ちゃんとした事を書くアカウントを作った。

メリッサ・キンレンカという人がいる。今月を以て、消えていく。

メリッサ・キンレンカはにじさんじという有名事務所に所属するバーチャルライバーの一人だ。
姿を持っていて、話したり、歌ったり、遊んだりする。その姿はとても楽しそうだ。

にじさんじ、及びバーチャルライバーというものの存在を知ったのは去年の暮れ頃だった。
やることもなく無為に過ごす日々の中、YouTubeを開いては適当な動画群を眺めていると、或るにじさんじライバーの配信があったので物見遊山で開いてみた。
最初は「面白いなあ」程度だったのだが、毎日配信を開けばその人がいて、リスナーと楽しそうにわいわいやっている。
その空間は孤独に苛まれていた自分にとっては救いだった。

それからは色んなライバーを見るようになって、年末の歌謡祭配信も見た。
ライバーの中には数人のグループを組んでいる人もいて、私の好きなライバーが出るステージにメリッサ・キンレンカはいた。少年のように楽しそうにしていた。

それからメリッサ・キンレンカの配信を見るようになった。
話が面白くて、歌が美しくて、ゲームはあまり上手くなくて、たまにご機嫌に料理をしていて、何をしてもいつも楽しそうにしている姿を見るのは幸せだった。

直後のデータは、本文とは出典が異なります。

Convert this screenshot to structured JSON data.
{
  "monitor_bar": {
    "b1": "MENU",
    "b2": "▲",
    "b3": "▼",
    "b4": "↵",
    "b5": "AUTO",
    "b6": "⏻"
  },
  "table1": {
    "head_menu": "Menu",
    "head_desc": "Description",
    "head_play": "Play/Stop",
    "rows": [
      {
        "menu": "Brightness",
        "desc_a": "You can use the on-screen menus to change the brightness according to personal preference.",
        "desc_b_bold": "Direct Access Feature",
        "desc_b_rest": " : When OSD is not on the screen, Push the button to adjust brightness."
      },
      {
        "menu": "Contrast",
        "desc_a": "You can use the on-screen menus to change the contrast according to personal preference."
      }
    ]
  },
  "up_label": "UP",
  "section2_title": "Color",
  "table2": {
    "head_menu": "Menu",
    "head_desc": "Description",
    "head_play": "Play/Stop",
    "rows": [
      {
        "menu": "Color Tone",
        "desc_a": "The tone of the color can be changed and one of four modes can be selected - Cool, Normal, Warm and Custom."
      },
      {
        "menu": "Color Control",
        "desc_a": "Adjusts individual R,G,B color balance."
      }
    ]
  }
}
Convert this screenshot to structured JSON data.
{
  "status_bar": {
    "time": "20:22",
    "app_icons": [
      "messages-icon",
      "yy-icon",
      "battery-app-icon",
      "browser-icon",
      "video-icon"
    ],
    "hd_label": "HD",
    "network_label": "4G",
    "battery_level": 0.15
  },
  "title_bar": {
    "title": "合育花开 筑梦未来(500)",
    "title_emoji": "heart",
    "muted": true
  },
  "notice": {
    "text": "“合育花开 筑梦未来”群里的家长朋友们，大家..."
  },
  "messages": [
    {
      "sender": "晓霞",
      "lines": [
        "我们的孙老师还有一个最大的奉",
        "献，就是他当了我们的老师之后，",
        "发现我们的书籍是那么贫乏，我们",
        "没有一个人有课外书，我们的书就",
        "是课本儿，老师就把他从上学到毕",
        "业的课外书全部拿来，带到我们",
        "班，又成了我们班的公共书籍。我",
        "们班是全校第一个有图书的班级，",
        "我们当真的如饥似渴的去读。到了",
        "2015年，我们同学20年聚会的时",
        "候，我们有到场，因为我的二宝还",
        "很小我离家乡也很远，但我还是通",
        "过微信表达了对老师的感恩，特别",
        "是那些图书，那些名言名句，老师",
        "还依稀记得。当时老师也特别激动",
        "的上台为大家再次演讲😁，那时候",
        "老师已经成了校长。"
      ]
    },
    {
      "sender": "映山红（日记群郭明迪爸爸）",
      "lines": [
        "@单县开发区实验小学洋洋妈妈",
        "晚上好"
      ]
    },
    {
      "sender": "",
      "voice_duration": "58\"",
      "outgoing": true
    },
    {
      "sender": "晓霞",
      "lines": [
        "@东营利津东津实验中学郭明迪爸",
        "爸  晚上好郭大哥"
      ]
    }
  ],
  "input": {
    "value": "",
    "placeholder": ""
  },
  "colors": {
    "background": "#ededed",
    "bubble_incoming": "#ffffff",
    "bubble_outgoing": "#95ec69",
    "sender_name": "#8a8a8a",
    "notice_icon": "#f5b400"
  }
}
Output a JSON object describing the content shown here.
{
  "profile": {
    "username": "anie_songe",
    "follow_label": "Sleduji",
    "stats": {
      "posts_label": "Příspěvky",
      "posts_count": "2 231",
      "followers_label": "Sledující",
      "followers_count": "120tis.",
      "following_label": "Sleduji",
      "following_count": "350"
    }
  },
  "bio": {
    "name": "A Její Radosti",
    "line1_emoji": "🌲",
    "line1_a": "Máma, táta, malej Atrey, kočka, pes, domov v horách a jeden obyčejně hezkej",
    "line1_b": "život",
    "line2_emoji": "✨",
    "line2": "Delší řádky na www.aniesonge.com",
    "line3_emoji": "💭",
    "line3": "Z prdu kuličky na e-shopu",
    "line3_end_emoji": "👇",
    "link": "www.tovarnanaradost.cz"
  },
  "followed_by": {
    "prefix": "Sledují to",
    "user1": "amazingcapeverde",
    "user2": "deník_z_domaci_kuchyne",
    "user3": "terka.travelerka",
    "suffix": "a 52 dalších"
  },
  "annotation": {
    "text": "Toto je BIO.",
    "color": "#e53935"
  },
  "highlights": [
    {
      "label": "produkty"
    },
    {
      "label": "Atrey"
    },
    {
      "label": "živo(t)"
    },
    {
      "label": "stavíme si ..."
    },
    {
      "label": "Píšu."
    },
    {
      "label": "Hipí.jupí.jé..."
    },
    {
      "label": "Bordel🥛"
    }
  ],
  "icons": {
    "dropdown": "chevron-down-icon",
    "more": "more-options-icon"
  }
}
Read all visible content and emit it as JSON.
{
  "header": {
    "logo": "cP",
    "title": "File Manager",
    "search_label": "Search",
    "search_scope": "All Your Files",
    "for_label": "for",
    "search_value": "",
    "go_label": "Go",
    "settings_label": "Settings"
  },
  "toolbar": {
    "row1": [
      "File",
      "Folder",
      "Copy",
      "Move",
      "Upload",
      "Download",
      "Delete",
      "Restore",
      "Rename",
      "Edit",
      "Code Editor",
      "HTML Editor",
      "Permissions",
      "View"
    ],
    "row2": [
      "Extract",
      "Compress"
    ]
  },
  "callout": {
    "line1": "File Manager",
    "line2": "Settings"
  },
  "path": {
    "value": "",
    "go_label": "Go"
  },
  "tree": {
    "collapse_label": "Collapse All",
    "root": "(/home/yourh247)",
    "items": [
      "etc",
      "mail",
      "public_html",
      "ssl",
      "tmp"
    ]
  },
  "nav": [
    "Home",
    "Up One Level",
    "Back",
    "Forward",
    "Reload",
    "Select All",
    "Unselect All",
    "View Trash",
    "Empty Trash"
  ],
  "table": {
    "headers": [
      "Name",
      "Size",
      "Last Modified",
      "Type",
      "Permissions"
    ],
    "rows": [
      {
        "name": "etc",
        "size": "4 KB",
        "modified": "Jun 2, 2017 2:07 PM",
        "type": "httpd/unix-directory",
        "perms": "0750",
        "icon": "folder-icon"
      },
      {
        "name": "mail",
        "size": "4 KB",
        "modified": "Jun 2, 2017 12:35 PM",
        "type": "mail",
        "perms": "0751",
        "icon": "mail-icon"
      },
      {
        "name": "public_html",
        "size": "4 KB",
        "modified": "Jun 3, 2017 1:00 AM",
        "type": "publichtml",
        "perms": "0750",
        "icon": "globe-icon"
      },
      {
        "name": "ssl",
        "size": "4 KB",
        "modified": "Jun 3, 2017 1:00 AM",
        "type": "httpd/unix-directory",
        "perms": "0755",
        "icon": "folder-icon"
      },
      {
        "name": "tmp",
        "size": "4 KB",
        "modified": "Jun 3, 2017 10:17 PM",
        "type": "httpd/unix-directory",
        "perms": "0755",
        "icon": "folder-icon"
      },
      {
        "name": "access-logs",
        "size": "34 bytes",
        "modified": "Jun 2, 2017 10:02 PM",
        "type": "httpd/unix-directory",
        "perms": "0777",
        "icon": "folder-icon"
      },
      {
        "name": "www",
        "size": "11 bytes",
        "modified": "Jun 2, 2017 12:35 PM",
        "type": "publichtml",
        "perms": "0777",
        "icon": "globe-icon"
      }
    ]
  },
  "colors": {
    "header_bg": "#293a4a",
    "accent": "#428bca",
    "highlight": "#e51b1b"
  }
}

メリッサ・キンレンカは先日、にじさんじから卒業する事を発表した。
理由はメンバーシップ限定の配信で語られていたので伏せておく。

私はあまり泣かない人間だった。
感動的な映画を見ても、美しいストーリーに触れても泣く事はなかった。
数年前祖父が死んだ時も、祖母が死んだ時も、涙は流さなかった。
その二人が嫌いだったわけでは全くない。
小さい頃から思い出の中にいる大切な人たちだった。
でも、私は人間は生まれた瞬間に死ぬ事が確定し、死の運命を逃れることができないのはどうしようもない事で、私たちにできるのはいつか来る終わりをただ無力に眺める事だけだと考えていた。

でも、メリッサ・キンレンカは違った。死ぬ事なく、消えゆく事になった。
その日の夜、涙が止まらなくなった。自分でもよく理由が分からなかった。人が死んでも泣けない自分が何故?と混乱した。

バーチャルライバーはよくボイス作品を出す。
簡単に説明すると、日常の事だったり、季節のイベントに参加して"君"と話す、という内容だ。
5/11はメリッサ・キンレンカの誕生日で、誕生日ボイス2022が発売された。
今までVのボイスを買うことになんとなく抵抗感(気恥ずかしさかもしれない)があったのだが、楽しげに話すあの声をこれからも聞きたくて購入した。
再生すると、メリッサ・キンレンカの声が聞こえてくる。それは、これからの"君"を応援してくれるような内容だった。

それを聞いて私は泣いてしまった。メリッサ・キンレンカという人がおり、私という人がいる。各々が確かに存在している。
メリッサ・キンレンカは旅に出て何処か遠い所に居て、私は「今あの人は何処にいるんだろうか」と思いを馳せるのだろう。

そうして気づいた。生きたまま別れるのはなんと寂しい事なのだと。
死んでしまい二度と会えない事よりも、どこかで生きているのに再会することのない方がよほど悲劇なんだと感じた。

それでも私はあの人を応援したい。
旅ゆく先々でやりたいことを思う存分やって、これまでのように楽しんで生きていってくれると信じて。